Sesame Street supports children with autism
Sesame Workshop, the non-profit educational organization behind Sesame Street, said adding Julia as a Muppet to the long-running children’s TV program, is part of its commitment to the autism community.
Sherrie Westin, EVP of Global Impact and Philanthropy at Sesame Workshop, said, “Bringing Julia to life as a Sesame Street Muppet is the centerpiece of all of our new materials to support families of children with autism.”
“The response from the autism community to See Amazing in all Children has been extraordinary, and we are committed to continuing our efforts to promote understanding and acceptance of autism as part of our mission of helping all children grow smarter, stronger, and kinder,” she added.
On the other hand, Dr.

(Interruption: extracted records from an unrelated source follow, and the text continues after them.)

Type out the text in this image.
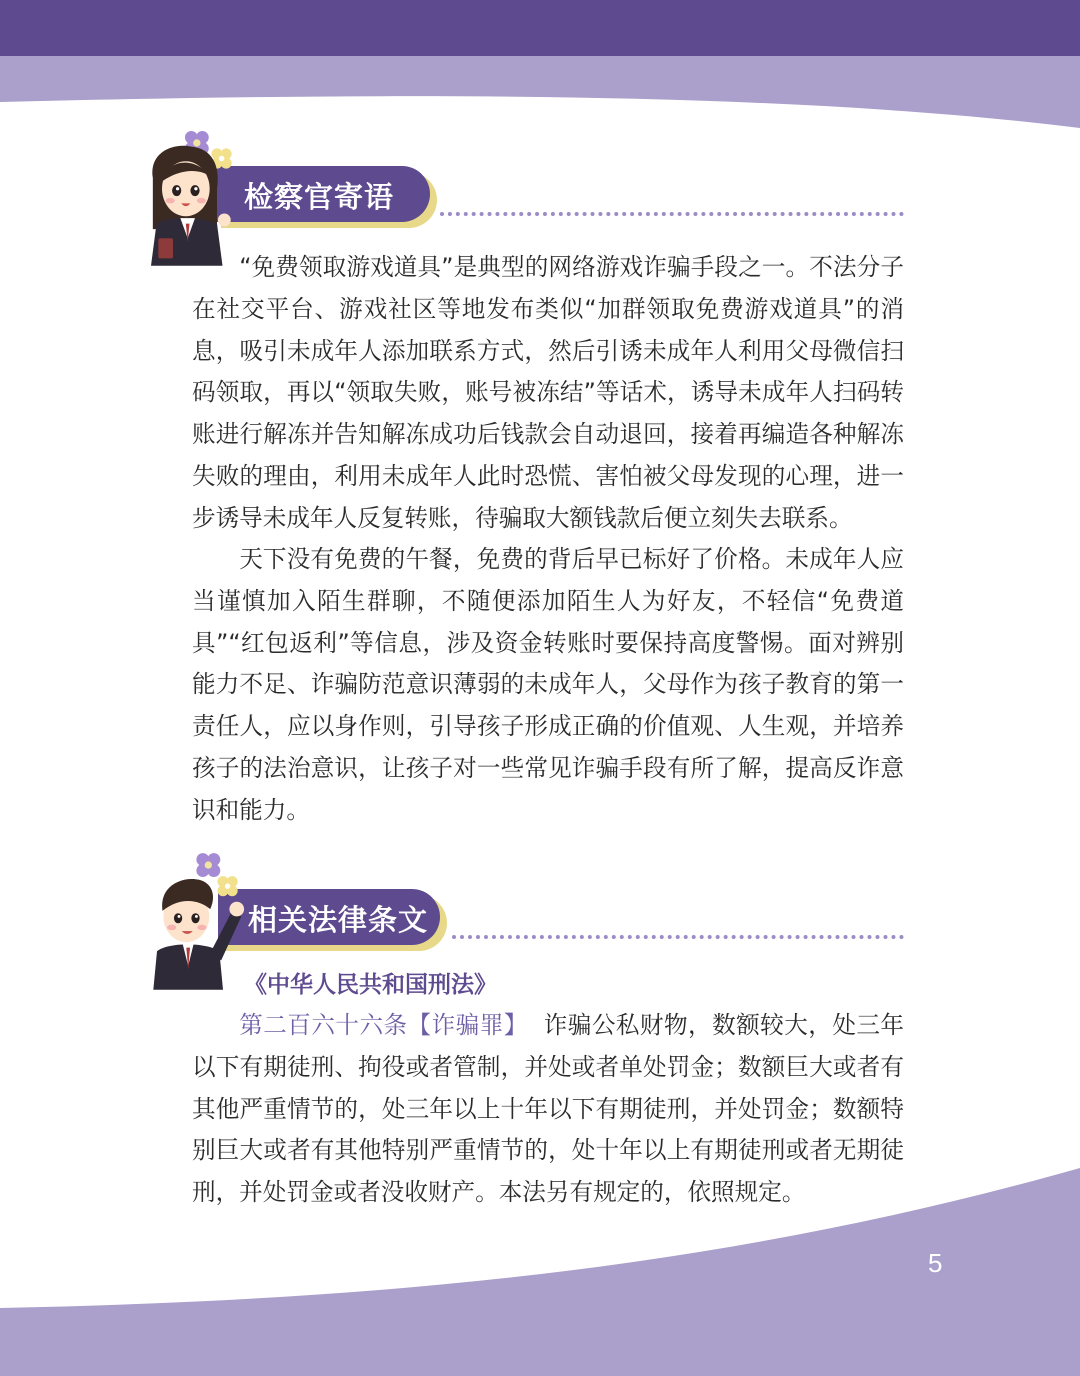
检察官寄语

“免费领取游戏道具”是典型的网络游戏诈骗手段之一。不法分子在社交平台、游戏社区等地发布类似“加群领取免费游戏道具”的消息，吸引未成年人添加联系方式，然后引诱未成年人利用父母微信扫码领取，再以“领取失败，账号被冻结”等话术，诱导未成年人扫码转账进行解冻并告知解冻成功后钱款会自动退回，接着再编造各种解冻失败的理由，利用未成年人此时恐慌、害怕被父母发现的心理，进一步诱导未成年人反复转账，待骗取大额钱款后便立刻失去联系。

天下没有免费的午餐，免费的背后早已标好了价格。未成年人应当谨慎加入陌生群聊，不随便添加陌生人为好友，不轻信“免费道具”“红包返利”等信息，涉及资金转账时要保持高度警惕。面对辨别能力不足、诈骗防范意识薄弱的未成年人，父母作为孩子教育的第一责任人，应以身作则，引导孩子形成正确的价值观、人生观，并培养孩子的法治意识，让孩子对一些常见诈骗手段有所了解，提高反诈意识和能力。

相关法律条文

《中华人民共和国刑法》

第二百六十六条【诈骗罪】 诈骗公私财物，数额较大，处三年以下有期徒刑、拘役或者管制，并处或者单处罚金；数额巨大或者有其他严重情节的，处三年以上十年以下有期徒刑，并处罚金；数额特别巨大或者有其他特别严重情节的，处十年以上有期徒刑或者无期徒刑，并处罚金或者没收财产。本法另有规定的，依照规定。

5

Jeanette Betancourt, SVP of U.S. Social Impact at Sesame Workshop, said, “For years, families of children with autism have asked us to address the issue. We heard a call to use our expertise and characters to build a bridge between the autism and neurotypical communities.”
Dr. Bettancourt added that Sesame Workshop worked with many advisors, partners, and organizations to ensure the success of its initiative for the autism community including Julia’s debut on Sesame Street.
A veteran puppeteer gives life to Julia
Sesame Street will air its special episode “Meet Julia” on April 10 in the United States on HBO and PBS Kids. The episode will also air on Australia’s ABC network Cartoonito UK and Mexico’s Televisa. Children in other parts of the world will be able to watch the episode within the year.
Sesame Workshop selected Stacy Gordon to play the role of Julia. She is a veteran puppeteer and has a connection to the new Muppet because her son has autism.
In an interview with 60 Minutes, Gordon said, “Had my son’s friends been exposed to his behaviors through something that they had seen on TV before they experienced them in the classroom, they might not have been frightened. They might not have been worried when he cried. They would have known that he plays in a different way and that that’s okay.”
She added that a Muppet with autism on Sesame Street “means that our kids are important enough to be seen in society. Having Julia on the show and seeing all of the characters treat her with compassion and like her—is huge.”